Skarpy śmieci zostaną zabezpieczone i zmniejszone zostanie ich nachylenie, odpady będą przemieszczone, czyli
bardziej skumulowane, czasza składowiska zostanie odpowiednio uformowana, następnie przykryta materiałem, który pozwoli na obsianie trawą. Nastąpi również odgazowanie tego wysypiska. – Zakończenie inwestycji przewidujemy w przyszłym roku, jednak jeszcze 30 lat będziemy to miejsce monitorować – wyjaśnił Michał Kasztelan.
Rekultywacja będzie polegać na zniwelowaniu ukształtowania skarp, które są zbyt strome, całość zostanie przykryta warstwa izolującą o grubości 15 cm, na którą zostanie wysypana warstwa glebotwórcza o grubości 40 cm na skarpach i 45 cm na wierzchu czaszy.

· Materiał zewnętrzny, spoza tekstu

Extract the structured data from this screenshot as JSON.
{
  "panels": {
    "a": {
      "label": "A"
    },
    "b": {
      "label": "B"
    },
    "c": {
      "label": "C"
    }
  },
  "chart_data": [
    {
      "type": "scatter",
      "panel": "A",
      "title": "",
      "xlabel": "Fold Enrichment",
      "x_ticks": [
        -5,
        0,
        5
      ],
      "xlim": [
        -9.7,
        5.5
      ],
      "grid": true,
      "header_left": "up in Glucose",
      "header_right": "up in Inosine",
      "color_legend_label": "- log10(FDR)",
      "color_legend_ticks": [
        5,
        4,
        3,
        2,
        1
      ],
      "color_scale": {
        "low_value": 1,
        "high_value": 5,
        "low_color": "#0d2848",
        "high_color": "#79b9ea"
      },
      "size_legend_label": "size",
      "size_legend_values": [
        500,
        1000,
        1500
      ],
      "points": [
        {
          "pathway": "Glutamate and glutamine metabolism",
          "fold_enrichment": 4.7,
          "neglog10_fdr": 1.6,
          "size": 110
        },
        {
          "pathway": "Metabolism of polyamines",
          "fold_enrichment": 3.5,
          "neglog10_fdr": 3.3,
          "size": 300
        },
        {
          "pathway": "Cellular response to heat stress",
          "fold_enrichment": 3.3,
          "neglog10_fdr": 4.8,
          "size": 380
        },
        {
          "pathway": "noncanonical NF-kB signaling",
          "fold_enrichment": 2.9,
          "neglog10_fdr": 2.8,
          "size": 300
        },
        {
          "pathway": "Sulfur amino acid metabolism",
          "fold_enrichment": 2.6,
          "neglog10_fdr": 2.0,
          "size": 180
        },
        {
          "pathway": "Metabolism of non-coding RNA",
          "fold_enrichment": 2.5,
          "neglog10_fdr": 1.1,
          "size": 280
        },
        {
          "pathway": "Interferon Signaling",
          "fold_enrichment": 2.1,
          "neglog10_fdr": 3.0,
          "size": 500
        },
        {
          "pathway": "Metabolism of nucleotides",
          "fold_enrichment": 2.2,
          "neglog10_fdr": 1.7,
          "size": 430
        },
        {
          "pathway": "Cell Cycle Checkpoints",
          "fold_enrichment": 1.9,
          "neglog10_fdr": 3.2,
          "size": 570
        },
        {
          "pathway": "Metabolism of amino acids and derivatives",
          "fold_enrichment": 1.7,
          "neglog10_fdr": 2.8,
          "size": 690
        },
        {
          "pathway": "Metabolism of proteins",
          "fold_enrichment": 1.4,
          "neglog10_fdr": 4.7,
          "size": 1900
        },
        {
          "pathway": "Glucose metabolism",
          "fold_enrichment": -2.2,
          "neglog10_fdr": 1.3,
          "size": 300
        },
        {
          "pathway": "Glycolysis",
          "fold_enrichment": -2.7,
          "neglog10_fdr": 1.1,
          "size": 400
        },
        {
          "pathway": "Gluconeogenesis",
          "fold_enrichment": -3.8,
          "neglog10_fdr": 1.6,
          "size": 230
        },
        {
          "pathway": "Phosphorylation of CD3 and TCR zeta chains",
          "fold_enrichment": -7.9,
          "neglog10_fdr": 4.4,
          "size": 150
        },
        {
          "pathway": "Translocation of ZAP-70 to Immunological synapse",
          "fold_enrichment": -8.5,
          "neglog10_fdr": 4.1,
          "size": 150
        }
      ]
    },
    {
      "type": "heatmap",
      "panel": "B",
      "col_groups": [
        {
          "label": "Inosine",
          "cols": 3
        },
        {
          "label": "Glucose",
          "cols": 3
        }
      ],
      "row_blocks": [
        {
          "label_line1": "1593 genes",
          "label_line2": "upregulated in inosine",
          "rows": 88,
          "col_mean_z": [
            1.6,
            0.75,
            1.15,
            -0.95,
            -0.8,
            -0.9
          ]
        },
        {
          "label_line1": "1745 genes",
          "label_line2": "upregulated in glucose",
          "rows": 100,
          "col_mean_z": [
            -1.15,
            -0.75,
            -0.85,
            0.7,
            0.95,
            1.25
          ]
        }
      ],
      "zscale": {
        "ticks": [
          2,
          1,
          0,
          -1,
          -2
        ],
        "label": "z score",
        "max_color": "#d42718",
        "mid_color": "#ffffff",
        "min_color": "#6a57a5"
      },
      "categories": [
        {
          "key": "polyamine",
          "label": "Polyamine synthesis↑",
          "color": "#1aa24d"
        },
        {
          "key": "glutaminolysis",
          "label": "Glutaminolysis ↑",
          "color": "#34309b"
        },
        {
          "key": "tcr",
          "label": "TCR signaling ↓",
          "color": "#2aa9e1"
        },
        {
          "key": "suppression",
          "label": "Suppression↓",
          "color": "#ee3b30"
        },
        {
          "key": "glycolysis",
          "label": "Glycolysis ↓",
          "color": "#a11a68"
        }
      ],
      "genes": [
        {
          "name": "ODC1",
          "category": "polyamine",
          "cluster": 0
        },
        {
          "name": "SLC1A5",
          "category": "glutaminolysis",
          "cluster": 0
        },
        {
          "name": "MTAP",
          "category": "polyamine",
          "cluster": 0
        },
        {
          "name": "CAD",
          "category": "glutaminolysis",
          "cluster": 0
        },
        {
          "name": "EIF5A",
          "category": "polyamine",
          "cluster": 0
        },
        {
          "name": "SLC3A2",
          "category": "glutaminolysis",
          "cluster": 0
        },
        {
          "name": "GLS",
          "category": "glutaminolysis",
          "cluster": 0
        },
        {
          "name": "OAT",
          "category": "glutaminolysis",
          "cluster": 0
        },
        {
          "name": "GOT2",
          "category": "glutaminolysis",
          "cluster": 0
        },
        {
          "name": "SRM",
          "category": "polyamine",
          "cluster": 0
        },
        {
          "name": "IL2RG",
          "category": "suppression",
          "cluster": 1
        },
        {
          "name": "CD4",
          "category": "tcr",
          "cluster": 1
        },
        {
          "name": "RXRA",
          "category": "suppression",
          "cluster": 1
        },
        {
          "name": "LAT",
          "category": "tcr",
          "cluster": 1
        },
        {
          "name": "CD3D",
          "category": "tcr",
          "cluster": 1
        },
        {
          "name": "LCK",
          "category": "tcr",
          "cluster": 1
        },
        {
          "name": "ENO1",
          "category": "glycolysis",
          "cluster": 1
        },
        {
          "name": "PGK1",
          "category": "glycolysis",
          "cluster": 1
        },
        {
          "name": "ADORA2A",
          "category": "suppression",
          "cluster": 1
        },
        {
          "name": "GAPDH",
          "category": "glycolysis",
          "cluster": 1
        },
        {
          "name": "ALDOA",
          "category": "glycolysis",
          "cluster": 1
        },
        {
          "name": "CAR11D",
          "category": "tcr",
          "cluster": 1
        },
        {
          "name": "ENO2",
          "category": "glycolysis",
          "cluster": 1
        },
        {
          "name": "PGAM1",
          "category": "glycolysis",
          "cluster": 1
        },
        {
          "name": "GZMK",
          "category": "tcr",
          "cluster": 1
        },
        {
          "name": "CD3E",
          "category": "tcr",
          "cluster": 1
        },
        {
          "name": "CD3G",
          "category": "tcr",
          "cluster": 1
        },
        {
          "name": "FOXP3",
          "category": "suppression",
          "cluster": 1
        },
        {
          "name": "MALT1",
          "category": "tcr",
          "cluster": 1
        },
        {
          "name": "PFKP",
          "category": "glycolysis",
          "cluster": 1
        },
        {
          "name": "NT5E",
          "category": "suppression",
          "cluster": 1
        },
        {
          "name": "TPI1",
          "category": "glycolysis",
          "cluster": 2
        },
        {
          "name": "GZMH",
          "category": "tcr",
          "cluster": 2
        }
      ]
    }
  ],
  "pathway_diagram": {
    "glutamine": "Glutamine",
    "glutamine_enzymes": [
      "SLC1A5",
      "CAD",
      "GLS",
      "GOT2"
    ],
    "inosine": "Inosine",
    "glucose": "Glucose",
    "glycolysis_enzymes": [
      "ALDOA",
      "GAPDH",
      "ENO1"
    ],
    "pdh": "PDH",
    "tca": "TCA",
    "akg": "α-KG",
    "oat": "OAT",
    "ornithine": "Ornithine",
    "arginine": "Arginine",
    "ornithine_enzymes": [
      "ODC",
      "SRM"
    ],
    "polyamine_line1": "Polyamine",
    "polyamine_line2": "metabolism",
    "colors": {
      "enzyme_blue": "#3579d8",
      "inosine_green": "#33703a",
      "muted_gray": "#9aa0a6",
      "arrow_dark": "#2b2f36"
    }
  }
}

- Składowisko zostanie następnie obsiane trawą oraz zasadzone będą maliny, jeżyny, leszczyny - powiedział Paweł Przybyłowski, z firmy CCS Cetco sp. z o.o. S.K.S ze Szczytna, która wykona rekultywację. - Dobór roślinności został uzgodniony z Krzysztofem Świerkoszem z Uniwersytetu Przyrodniczego we Wrocławiu, by przyciągnął ptaki, dzięki którym proces rekultywacyjny będzie szybszy - wyjaśnił Marek Misior, współprojektant, pracownik MPGK w Jeleniej Górze nadzorujący inwestycję.